30 years after the premiere of Yo! MTV Raps, MTV International announced that they were launching localised versions of the iconic series in different countries around the world. As a TV show that helped spread hip hop culture around the world at its inception, its rebirth in those countries is a touching tribute to the power of the genre and its influence.

The show debuted in 1988 with Fab 5 Freddy as its host. Originally part of the Fabulous 5 graffiti group, Freddy’s artistry extends to filmmaking and music as well. Making a deliberate effort to introduce hip hop culture to a wider New York market, he once said “I didn’t want this whole idea of painting, and this movement that I saw was gonna come – this graffiti movement – I didn’t want it to be seen as some folk art thing. I wanted it to be seen as a serious movement like Futurism or Dada, or great movements in painting. I thought that, through racism and through ignorance, people could easily try to brush us off.”

Mixing in circles with Jean-Michel Basquiat and Keith Haring, Freddy rapped at downtown shows and brought DJs from the Bronx along with him in an effort to further the sound’s reach.
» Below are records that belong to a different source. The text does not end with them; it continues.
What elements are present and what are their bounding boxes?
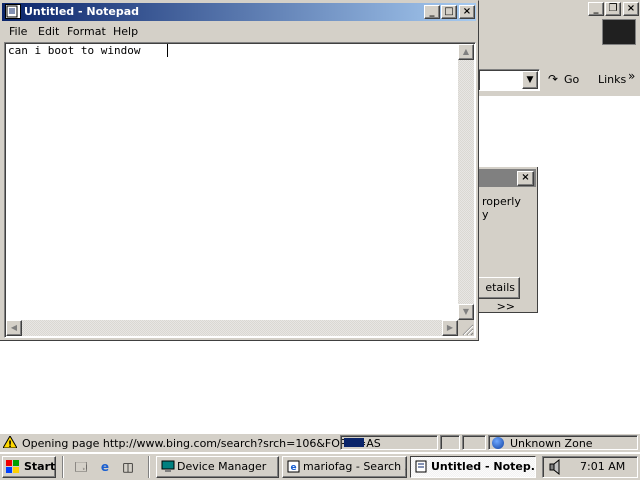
text-caret [167,44,168,57]
resize-grip-icon[interactable] [458,320,474,336]
error-text-line: y [482,208,489,221]
links-button[interactable]: Links » [590,69,640,91]
svg-text:!: ! [8,440,12,448]
close-button[interactable]: × [459,5,475,19]
speaker-icon[interactable] [548,458,564,476]
task-label: Device Manager [177,460,267,473]
desktop-icon[interactable]: 🗔 [72,458,90,476]
menu-format[interactable]: Format [67,25,106,38]
menu-edit[interactable]: Edit [38,25,59,38]
scroll-left-button[interactable]: ◀ [6,320,22,336]
error-text-line: roperly [482,195,521,208]
progress-bar-fill [344,438,364,447]
svg-text:e: e [290,463,296,473]
text-editor[interactable] [4,42,476,338]
ie-icon: e [287,460,301,473]
address-dropdown-button[interactable]: ▼ [522,71,538,89]
menu-help[interactable]: Help [113,25,138,38]
notepad-icon [415,460,429,473]
browser-window-controls: _ ❐ × [588,2,640,16]
status-panel [462,435,486,450]
links-label: Links [598,73,627,86]
browser-close-button[interactable]: × [623,2,639,16]
globe-icon [492,437,504,449]
clock[interactable]: 7:01 AM [580,460,625,473]
error-dialog-close-button[interactable]: × [517,171,534,186]
scroll-down-button[interactable]: ▼ [458,304,474,320]
task-browser-search[interactable]: e mariofag - Search ... [282,456,407,478]
notepad-icon [5,4,21,19]
editor-content[interactable]: can i boot to window [8,44,140,57]
menu-file[interactable]: File [9,25,27,38]
scroll-right-button[interactable]: ▶ [442,320,458,336]
vertical-scrollbar[interactable]: ▲ ▼ [458,44,474,320]
browser-restore-button[interactable]: ❐ [605,2,621,16]
notepad-title: Untitled - Notepad [24,5,140,18]
address-bar[interactable]: ▼ [478,69,540,91]
error-dialog-text: roperly y [482,195,538,221]
browser-throbber-logo [602,19,636,45]
links-chevron-icon[interactable]: » [628,69,635,83]
start-label: Start [24,460,56,473]
security-zone-label: Unknown Zone [510,437,593,450]
task-notepad[interactable]: Untitled - Notep... [410,456,536,478]
horizontal-scrollbar[interactable]: ◀ ▶ [6,320,458,336]
status-text: Opening page http://www.bing.com/search?… [22,437,381,450]
taskbar-separator [148,456,150,478]
minimize-button[interactable]: _ [424,5,440,19]
scroll-up-button[interactable]: ▲ [458,44,474,60]
maximize-button[interactable]: □ [441,5,457,19]
taskbar-separator [62,456,64,478]
details-button[interactable]: etails >> [478,277,520,313]
go-button[interactable]: ↷ Go [546,69,586,91]
go-arrow-icon: ↷ [548,72,559,86]
warning-icon: ! [2,435,18,450]
task-label: Untitled - Notep... [431,460,536,473]
go-label: Go [564,73,580,86]
channels-icon[interactable]: ◫ [119,458,137,476]
browser-minimize-button[interactable]: _ [588,2,604,16]
status-panel [440,435,460,450]
task-device-manager[interactable]: Device Manager [156,456,279,478]
windows-logo-icon [6,460,19,473]
task-label: mariofag - Search ... [303,460,407,473]
device-manager-icon [161,460,175,473]
ie-icon[interactable]: e [96,458,114,476]
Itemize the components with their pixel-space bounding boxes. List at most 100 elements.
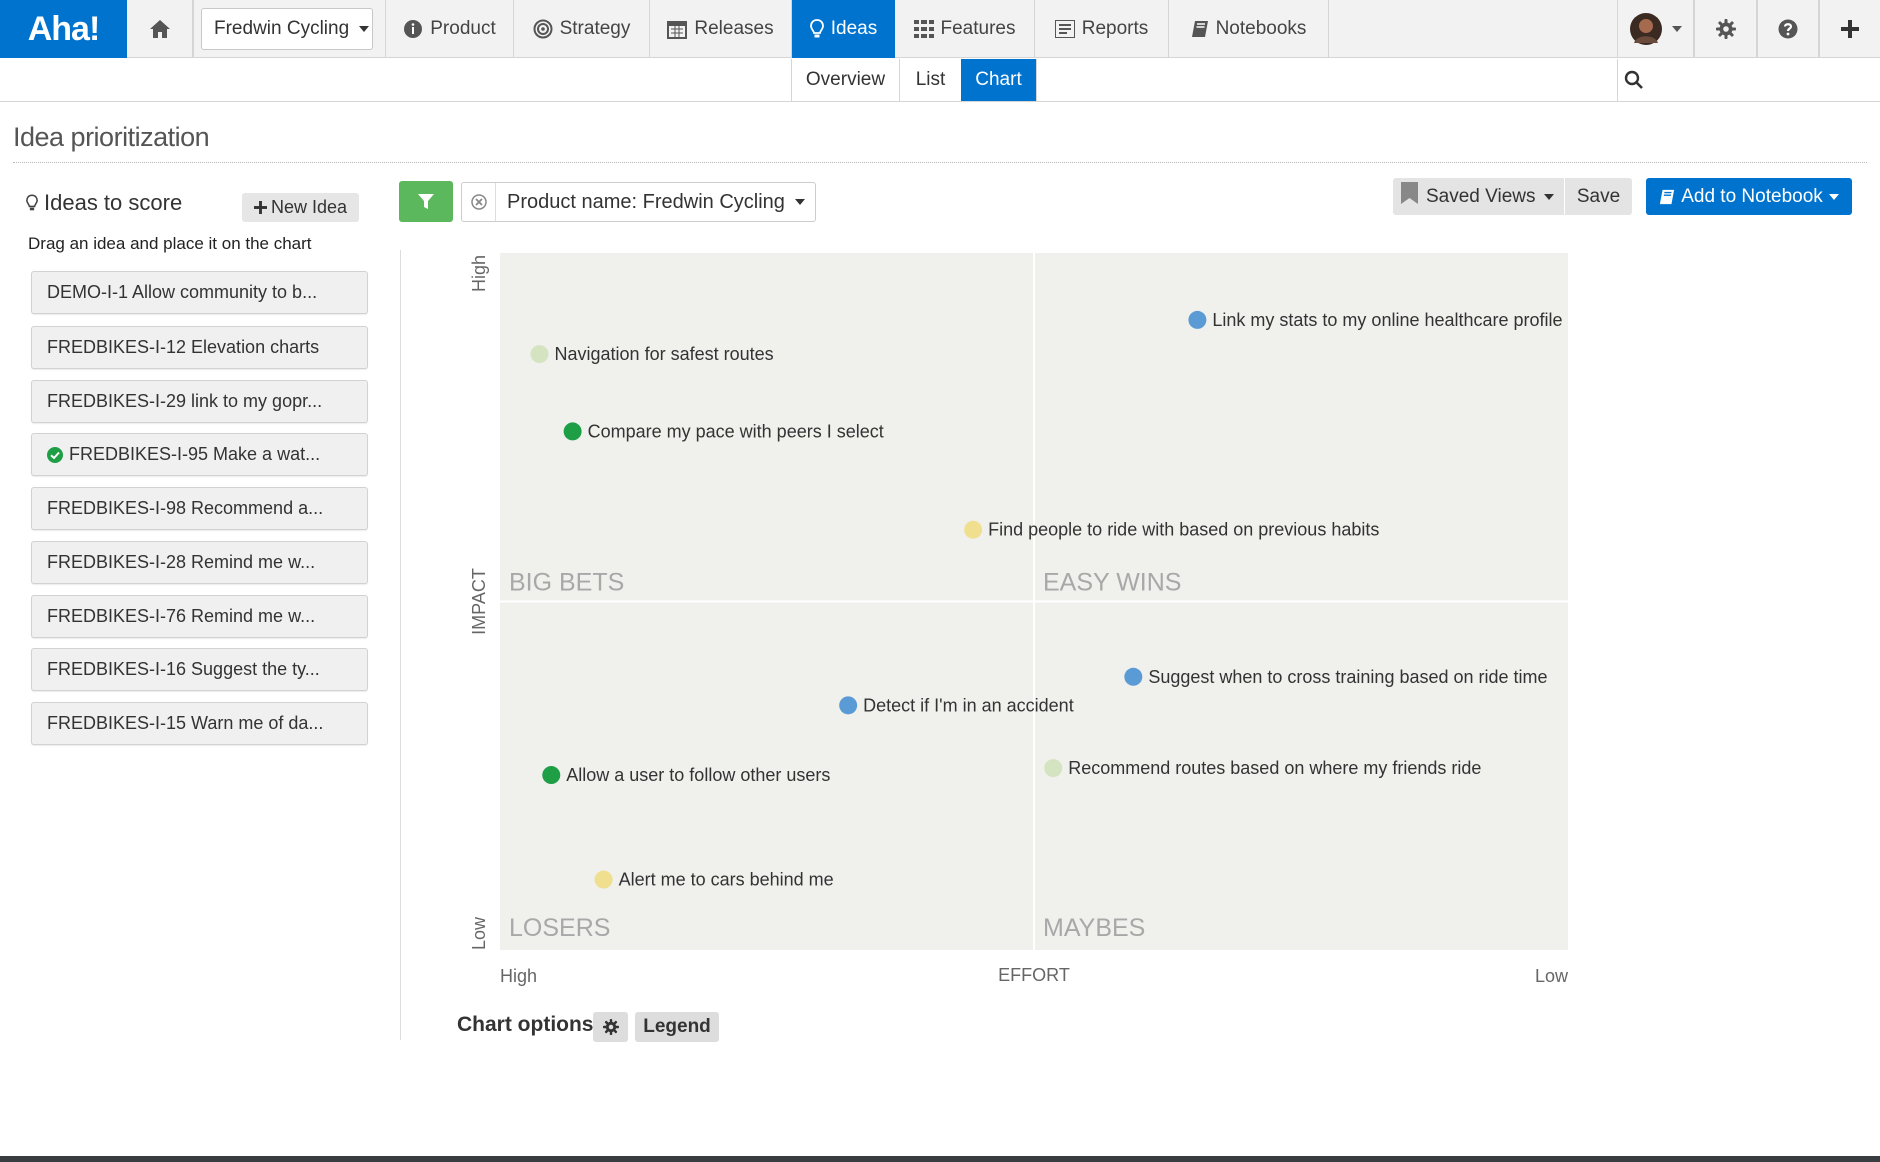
top-navigation-bar: Aha! Fredwin Cycling Product Strategy Re… bbox=[0, 0, 1880, 58]
idea-point[interactable]: Compare my pace with peers I select bbox=[563, 421, 884, 441]
idea-card[interactable]: FREDBIKES-I-95 Make a wat... bbox=[31, 433, 368, 476]
help-button[interactable] bbox=[1757, 0, 1819, 58]
idea-point[interactable]: Alert me to cars behind me bbox=[594, 870, 834, 890]
tab-chart[interactable]: Chart bbox=[961, 59, 1036, 101]
idea-card-label: FREDBIKES-I-15 Warn me of da... bbox=[47, 713, 324, 733]
x-tick-low: Low bbox=[1535, 966, 1569, 986]
panel-divider bbox=[400, 250, 401, 1040]
nav-label-reports: Reports bbox=[1081, 18, 1149, 39]
user-menu[interactable] bbox=[1617, 0, 1694, 58]
idea-point[interactable]: Find people to ride with based on previo… bbox=[964, 520, 1379, 540]
idea-card-label: DEMO-I-1 Allow community to b... bbox=[47, 282, 318, 302]
x-tick-high: High bbox=[500, 966, 537, 986]
idea-card[interactable]: FREDBIKES-I-12 Elevation charts bbox=[31, 326, 368, 369]
gear-icon bbox=[1715, 19, 1736, 39]
idea-point-label: Compare my pace with peers I select bbox=[588, 421, 884, 441]
idea-card[interactable]: DEMO-I-1 Allow community to b... bbox=[31, 271, 368, 314]
nav-item-notebooks[interactable]: Notebooks bbox=[1169, 0, 1329, 58]
idea-point[interactable]: Suggest when to cross training based on … bbox=[1124, 667, 1548, 687]
tab-list[interactable]: List bbox=[899, 59, 961, 101]
filter-icon bbox=[418, 193, 434, 209]
nav-item-ideas[interactable]: Ideas bbox=[792, 0, 895, 58]
product-filter[interactable]: Product name: Fredwin Cycling bbox=[461, 182, 816, 222]
plus-icon bbox=[253, 201, 267, 214]
legend-button[interactable]: Legend bbox=[635, 1012, 719, 1042]
idea-point-label: Link my stats to my online healthcare pr… bbox=[1212, 310, 1562, 330]
idea-card[interactable]: FREDBIKES-I-29 link to my gopr... bbox=[31, 380, 368, 423]
idea-point[interactable]: Detect if I'm in an accident bbox=[839, 695, 1074, 715]
new-idea-label: New Idea bbox=[270, 197, 348, 217]
idea-point-marker bbox=[563, 422, 582, 441]
idea-point-marker bbox=[839, 696, 858, 715]
chart-options-label: Chart options bbox=[457, 1013, 594, 1036]
nav-item-releases[interactable]: Releases bbox=[650, 0, 792, 58]
saved-views-dropdown[interactable]: Saved Views bbox=[1393, 178, 1564, 215]
aha-logo[interactable]: Aha! bbox=[0, 0, 127, 58]
save-button[interactable]: Save bbox=[1564, 178, 1632, 215]
bookmark-icon bbox=[1401, 181, 1418, 204]
new-idea-button[interactable]: New Idea bbox=[242, 193, 359, 222]
nav-item-features[interactable]: Features bbox=[895, 0, 1035, 58]
idea-point[interactable]: Recommend routes based on where my frien… bbox=[1044, 758, 1481, 778]
workspace-selector[interactable]: Fredwin Cycling bbox=[201, 8, 373, 50]
product-filter-label: Product name: Fredwin Cycling bbox=[507, 190, 785, 213]
idea-point-label: Navigation for safest routes bbox=[555, 344, 774, 364]
ideas-to-score-title: Ideas to score bbox=[44, 190, 183, 215]
chevron-down-icon bbox=[794, 199, 805, 205]
y-tick-high: High bbox=[469, 255, 489, 292]
saved-views-label: Saved Views bbox=[1426, 185, 1536, 207]
calendar-icon bbox=[667, 21, 688, 39]
idea-point-marker bbox=[1188, 310, 1207, 329]
idea-point[interactable]: Link my stats to my online healthcare pr… bbox=[1188, 310, 1563, 330]
chart-options-button[interactable] bbox=[593, 1012, 628, 1042]
idea-point-marker bbox=[964, 520, 983, 539]
idea-point-label: Find people to ride with based on previo… bbox=[988, 520, 1379, 540]
idea-point-label: Alert me to cars behind me bbox=[619, 870, 834, 890]
add-button[interactable] bbox=[1819, 0, 1880, 58]
idea-point-marker bbox=[542, 766, 561, 785]
window-bottom-edge bbox=[0, 1156, 1880, 1162]
idea-card-label: FREDBIKES-I-95 Make a wat... bbox=[69, 444, 321, 464]
check-circle-icon bbox=[47, 446, 63, 463]
idea-point-marker bbox=[594, 870, 613, 889]
page-title: Idea prioritization bbox=[13, 122, 210, 152]
quadrant-label-easy-wins: EASY WINS bbox=[1043, 569, 1181, 597]
idea-card[interactable]: FREDBIKES-I-98 Recommend a... bbox=[31, 487, 368, 530]
chevron-down-icon bbox=[1828, 193, 1839, 200]
home-button[interactable] bbox=[127, 0, 193, 58]
quadrant-label-big-bets: BIG BETS bbox=[509, 569, 624, 597]
idea-card-label: FREDBIKES-I-28 Remind me w... bbox=[47, 552, 316, 572]
idea-point[interactable]: Navigation for safest routes bbox=[530, 344, 774, 364]
grid-icon bbox=[913, 20, 934, 38]
idea-point-label: Recommend routes based on where my frien… bbox=[1068, 758, 1481, 778]
search-input[interactable] bbox=[1617, 59, 1880, 101]
quadrant-label-maybes: MAYBES bbox=[1043, 914, 1145, 942]
settings-button[interactable] bbox=[1694, 0, 1757, 58]
tab-overview[interactable]: Overview bbox=[791, 59, 899, 101]
x-axis-label: EFFORT bbox=[998, 965, 1070, 985]
idea-point-label: Detect if I'm in an accident bbox=[863, 695, 1074, 715]
add-to-notebook-button[interactable]: Add to Notebook bbox=[1646, 178, 1852, 215]
title-divider bbox=[13, 162, 1867, 163]
add-to-notebook-label: Add to Notebook bbox=[1681, 185, 1823, 207]
report-icon bbox=[1054, 20, 1075, 38]
idea-card-label: FREDBIKES-I-29 link to my gopr... bbox=[47, 391, 323, 411]
nav-item-strategy[interactable]: Strategy bbox=[514, 0, 650, 58]
quadrant-label-losers: LOSERS bbox=[509, 914, 610, 942]
nav-item-product[interactable]: Product bbox=[385, 0, 514, 58]
idea-point-marker bbox=[1124, 667, 1143, 686]
gear-icon bbox=[602, 1019, 619, 1035]
nav-divider bbox=[193, 0, 194, 58]
idea-card[interactable]: FREDBIKES-I-16 Suggest the ty... bbox=[31, 648, 368, 691]
remove-filter-button[interactable] bbox=[462, 183, 496, 221]
help-icon bbox=[1778, 19, 1798, 39]
filter-button[interactable] bbox=[399, 181, 453, 222]
prioritization-chart[interactable]: BIG BETS EASY WINS LOSERS MAYBES High EFFORT… bbox=[460, 245, 1580, 990]
idea-card[interactable]: FREDBIKES-I-15 Warn me of da... bbox=[31, 702, 368, 745]
y-tick-low: Low bbox=[469, 916, 489, 950]
idea-point[interactable]: Allow a user to follow other users bbox=[542, 765, 830, 785]
nav-item-reports[interactable]: Reports bbox=[1035, 0, 1169, 58]
idea-card[interactable]: FREDBIKES-I-28 Remind me w... bbox=[31, 541, 368, 584]
idea-card[interactable]: FREDBIKES-I-76 Remind me w... bbox=[31, 595, 368, 638]
book-icon bbox=[1660, 189, 1675, 204]
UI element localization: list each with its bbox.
It was no surprise that he served as a conduit to the worldwide amplification of the genre when he agreed to host the first hip hop music TV show on the network.

As far as cultural impact goes, not many shows held a light to what Yo! MTV Raps achieved. It was the world’s first televised visual experience of hip hop music and helped spread the sound across the globe. It served up some of the genre’s landmark moments in its cultural history and Chuck D once called it the “black CNN.”

Fast forward to 2019, and the show has been reinvented on MTV Base as Yo! MTV Raps Africa. Hosted by Siyabonga “Scoop” Ngwekazi and Nadia Nakai, there’s a wide artistic footprint between the two that goes a long way in solidifying South African hip hop culture in the same manner that Fab 5 Freddy did in the States. Already having featured Kwesta, Riky Rick, Sho Madjozi and Youngsta, it still has AKA and Boity features scheduled in the works.

Speaking to Batandwa “TAKEZITO” Alperstein, the director of the show, I asked how difficult a task was it to pay homage to the original show in this production while still making it a uniquely South African experience. “As a hip hop head its kind of daunting but extremely exciting to have the opportunity to reimagine the original Yo! MTV Raps, which was so influential right in the beginning, the birth stages of global hip hop culture. For me, it’s almost like Africa is going through that phase that hip hop was going through in America back then. So rather than being a remake, it’s felt more like an extension.”

“For me it was more like placing South African/African hip hop in the modern hip hop world lexicon and just giving it that kind of feeling that its part of this global movement, because the show is launched in Japan, Germany and the UK before this. And we were kind of adamant to show that African hip hop is leading the way and it’s the most exciting scene in the world right now. It was more the challenge of making sure that we represented our local hip hop in the freshest, cleanest, most impactful, most honest, most authentic, most entertaining way possible. The goal was just to put African hip hop on the global stage in the most effective way possible.”

In accomplishing this, they did most of the work in preproduction. “Making sure that our research was on point, having Sabelo Mkhabela from Okay Africa involved, just to authenticate all the information and ensure that we were as relevant and topical as possible. Also, we had a major focus on art direction because we live in such a visual time so we really spent a lot of time focusing on the visuals and how we were gonna make those pop as much as possible. Also, we took a very collaborative approach with the artists, like including them in the creative process, so that their stories were really told. And especially in the live performances, to make sure that their message, their brand, their whole aesthetic came through as strong as possible in each performance.”

“Just through building a team that had credibility in the space and fresh creative ideas in the whole team, and also a team that was authentically in hip hop culture as much as possible on all layers. I tried to make sure that everyone on set was legit a hip hop head to make sure the environment stayed true to the culture, and had the energy – I believe a lot in the energy, making sure that the energy is right – yeah, making sure that the right energies were involved in the project was how we tried to ensure that it was true to the artist and true to the Yo! MTV Raps brand and what it stands for, which is spreading hip hop culture across the world. That’s what we put in place to try and achieve the goal.”